Demographically, 25-40 year-olds account for 80% of the activity. "We weren't the first to come up with the peer-to-peer car rental model, but in adopting it we ratcheted up the industry stakes and are fast approaching 75,000 renters.
"easyCar club's business model is turning out to be very disruptive for the industry and incumbents are getting involved in this model. Peer-to-peer rival Zipcar has been acquired by Avis, Citycar club by Enterprise, and we know Hertz are doing similar things. So over time we will see interesting overlaps between peer-to-peer rentals and standard car rentals."
Laughton is candid enough to admit that at some stage easyCar Club and the easyCar brokerage businesses are likely to encounter "internal corporate friction" as the peer-to-peer business grows.
"But this can [and will] be managed. In moving from the owner-operator model in 2005 to a broker model, easyCar took a considered decision to adopt an asset-light version of managing things; easyCar club is part of that corporate progression – a new iteration of the business but via somewhat different model. Furthermore, peer-to-peer car rental offers are listed alongside those from a whole range of operators with easyCar to help us dually leverage the brand."
That path well travelled
Laughton says volatility in the pound sterling's valuation remains a cause for concern but both of easyCar's business strands are well positioned to handle it. "Furthermore, there are plenty of offsetting opportunities. Like any internationally oriented British business, we see advantages in a relatively weaker pound.
"Only 30% of our customer base is in the UK and the bookings are rising, while non-sterling earnings are higher. Concurrently, booking from overseas, especially US and Australia where we have a good profile as a service provider, are also up."
Proliferation of digital - especially the ubiquitous smartphone - brings just the kind of value deal-seekers both from home and abroad that the easyCar boss relishes serving.

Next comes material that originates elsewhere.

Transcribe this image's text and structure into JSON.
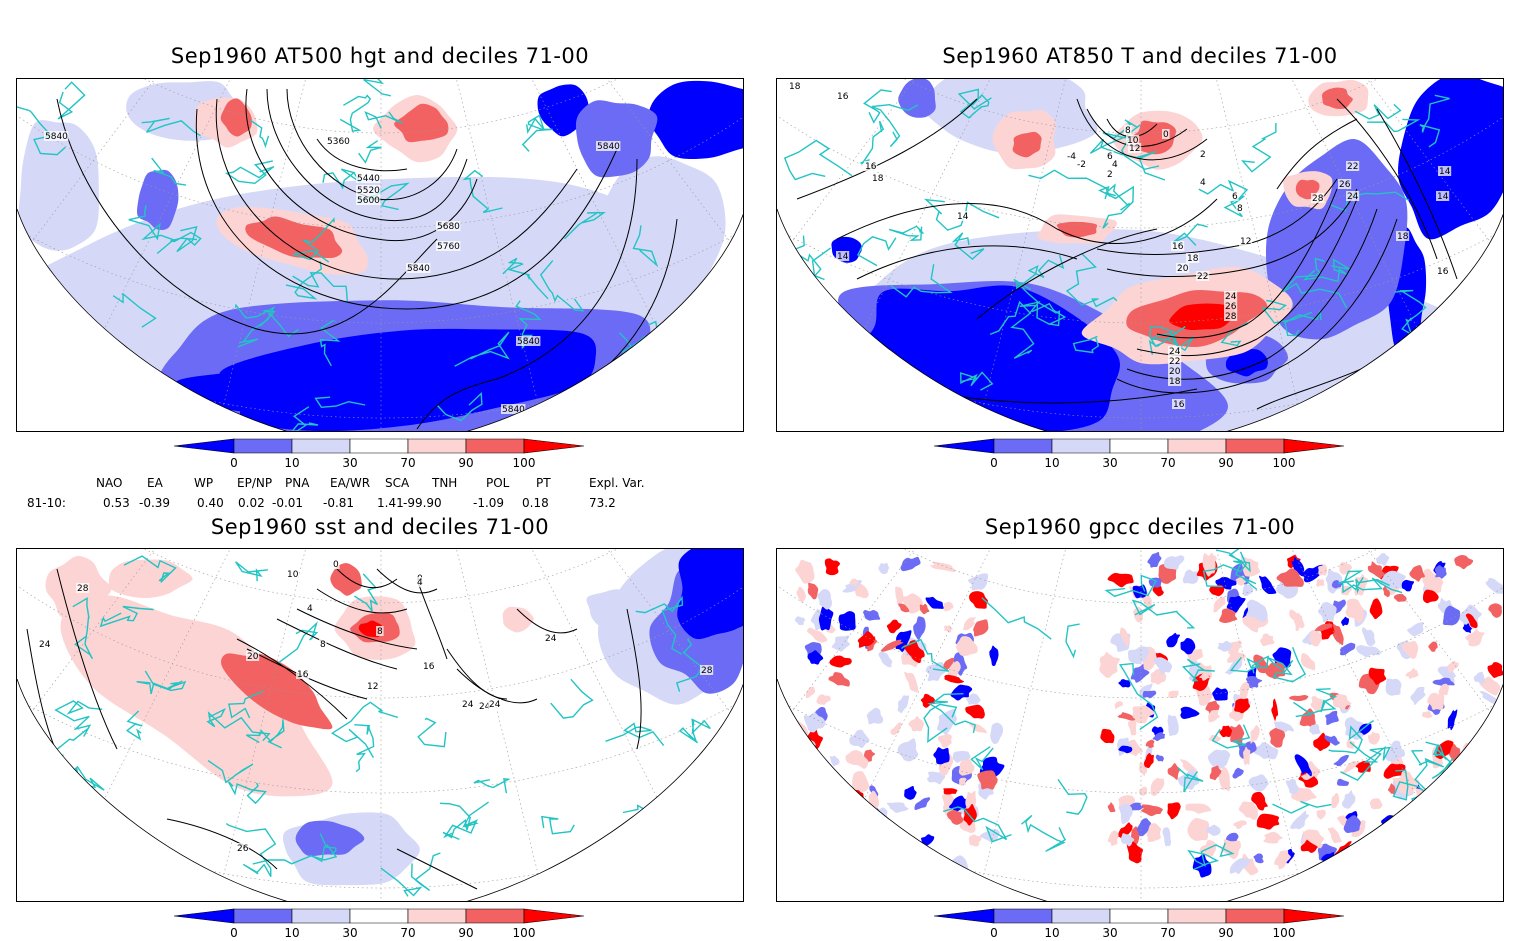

"When the irresistible opportunity arose to work Sir Stelios in 2013, there were two things I really wanted to focus on – firstly, my belief in big data and using it well at easyCar, and secondly to iterate new things, offerings, products and bring them out pretty quickly. I feel we are well on our way towards doing that."
Brexit and all the rest of it
With easyCar club posting 50% to 100% growth each year since its inception, Laughton is eyeing further opportunities, albeit with a sense of satisfaction; but it's the post-Brexit macroeconomic uncertainty that remains a source of worry.
"Prime Minister Theresa May might well have declared "Brexit means Brexit", but in truth businesses large and small have no idea what that will eventually entail, with voters' expectations at fever pitch from immigration reform to trade. Some will inevitably be disappointed, and a second referendum, though unlikely, is not entirely out of the way."
It is the kind of limbo that is neither good for businesses nor consumers as both are likely to be wary about the immediate future, says the easyCar CEO. "The reality is that businesses will have to prepare for a prolonged period of uncertainty in the knowledge that nothing is going to immediately alter, at least for another two years after Article 50; if and when that EU-exit mechanism is triggered."
However, Laughton, who had stints at Barclays' investment banking arm, consultants McKinsey and Chalsys, and once founded peer-to-peer wine trading business Uvine, prior to his appointment as easyCar's CEO, says ditching austerity was the right post-Brexit call by Chancellor Phillip Hammond.
"As we move away from the austerity approach, I do hope that we invest in transport infrastructure where we are reaching capacity constraints in many corners of the country. When interest rates are as low as they are, it is always a good time to borrow and invest. It could also serve the dual purpose of providing economic stimulus."